Но если нигилизм – это результат отказа от философии как необходимое примирение контрастов, то Достоевский, именно доводя до крайности нигилизм, выворачивает его наизнанку: эта радикализация «способности отрицания» ставит вне игры любую диалектику гегелианского типа. И именно потому, что проблема Бога составляет единое целое с проблемой смысла и с проблемой самой философии, эта способность отрицания влечёт за собой представление о философии не как о метафизике, а скорее как о вопрошании о смысле из глубины бессмысленного, о существовании Бога из глубины атеизма, и вот поэтому его работа рассматривает две бездны: бездну сомнения и бездну веры.

В «Достоевском» Лукач утверждает, что отрицание Бога, если с одной стороны даёт поле для размышления «Ивановского типа», для которого «всё дозволено», то с другой в то же время заявляет о необходимости представить «аллюзивно – нового, молчащего Бога, нуждающегося в нашей помощи, и верующих в него, полагающих себя атеистами» [13]. Эта парадоксальная мысль ставит вне игры понятие об истине как о сходной по имени с истиной мысли о «других мирах»; это та мысль, которая совпадает с верой, понимаемой не как основание для примирения, с момента, когда берёт начало от «отчаяния» Бога, и которая как таковая не может выражаться логически-денотативным языком, но скорее языком, который может быть только «аллюзивным». Здесь мы имеем дело с парадоксальной истиной – «новый молчащий Бог» – который не может быть объектом напоказ, но может быть только ощущением – как что-то, что должно существовать: так же, как мы видим у Достоевского, когда он утверждает, что предпочитает Христа истине, и отсюда утверждение Лукача, согласно которому «молчание» есть не в начале, а в конце. То есть нужно пройти через произносимый абсолют – другими словами, через приведение смысла к «здесь и сейчас», с последующим уничтожением любой отсылки и любой трансцендентности – чтобы достичь смысла, который, будучи непроизносимым, может быть показан только в молчании. Таким образом, этот нигилизм, отрицая Бога и смысл как метафизические величины за пределами случайного, признаёт истинную трансцендентность Бога и смысла; не Бога и смысл как спасение и искупление ограниченного, бессмысленного, но Бога, который делается человеком, смысла, который делается бессмысленным: это абсолют бессмыслия – «бесполезное страдание», и поэтому «бесчувственное», о котором говорит Иван, отрицая Бога – самому быть местом воплощения смысла (Бога), как отвечает парадоксальным образом Алёша Ивану.
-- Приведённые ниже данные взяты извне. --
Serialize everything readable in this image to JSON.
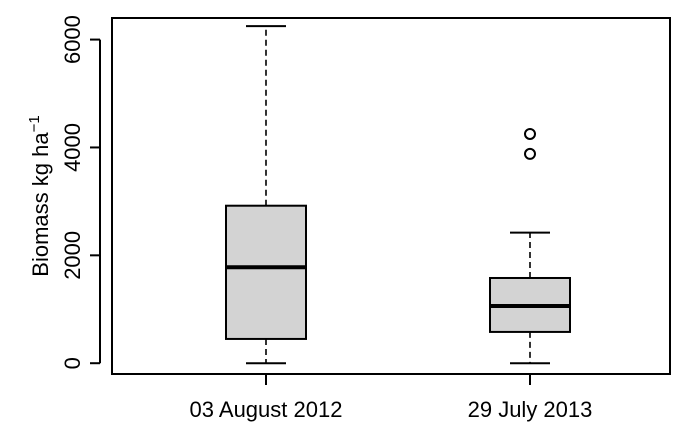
{
  "chart_data": {
    "type": "box",
    "title": "",
    "xlabel": "",
    "ylabel": {
      "text": "Biomass kg ha",
      "superscript": "−1"
    },
    "ylim": [
      -200,
      6400
    ],
    "yticks": [
      0,
      2000,
      4000,
      6000
    ],
    "yticks_labels": [
      "0",
      "2000",
      "4000",
      "6000"
    ],
    "categories": [
      "03 August 2012",
      "29 July 2013"
    ],
    "boxes": [
      {
        "category": "03 August 2012",
        "min": 0,
        "q1": 450,
        "median": 1780,
        "q3": 2920,
        "max": 6250,
        "outliers": []
      },
      {
        "category": "29 July 2013",
        "min": 0,
        "q1": 580,
        "median": 1060,
        "q3": 1580,
        "max": 2420,
        "outliers": [
          3880,
          4250
        ]
      }
    ],
    "box_fill": "#d3d3d3",
    "grid": false
  }
}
В ответе Алёши, действительно, Бог не может объяснить природу и причины бесполезного страдания, потому что это сделало бы страдание ещё более возмутительным, но может только взять на себя это бремя, отдав себя на распятие, чтобы освободить человечество: это превращение в человека со стороны Бога непостижимо для «эвклидовой мысли» Ивана, перед которым такая мысль может только молчать, и это показывает, как всего лишь молчанием можно победить нигилизм, как не случайно показано молчащим Христом перед старым Инквизитором в Легенде о Великом Инквизиторе.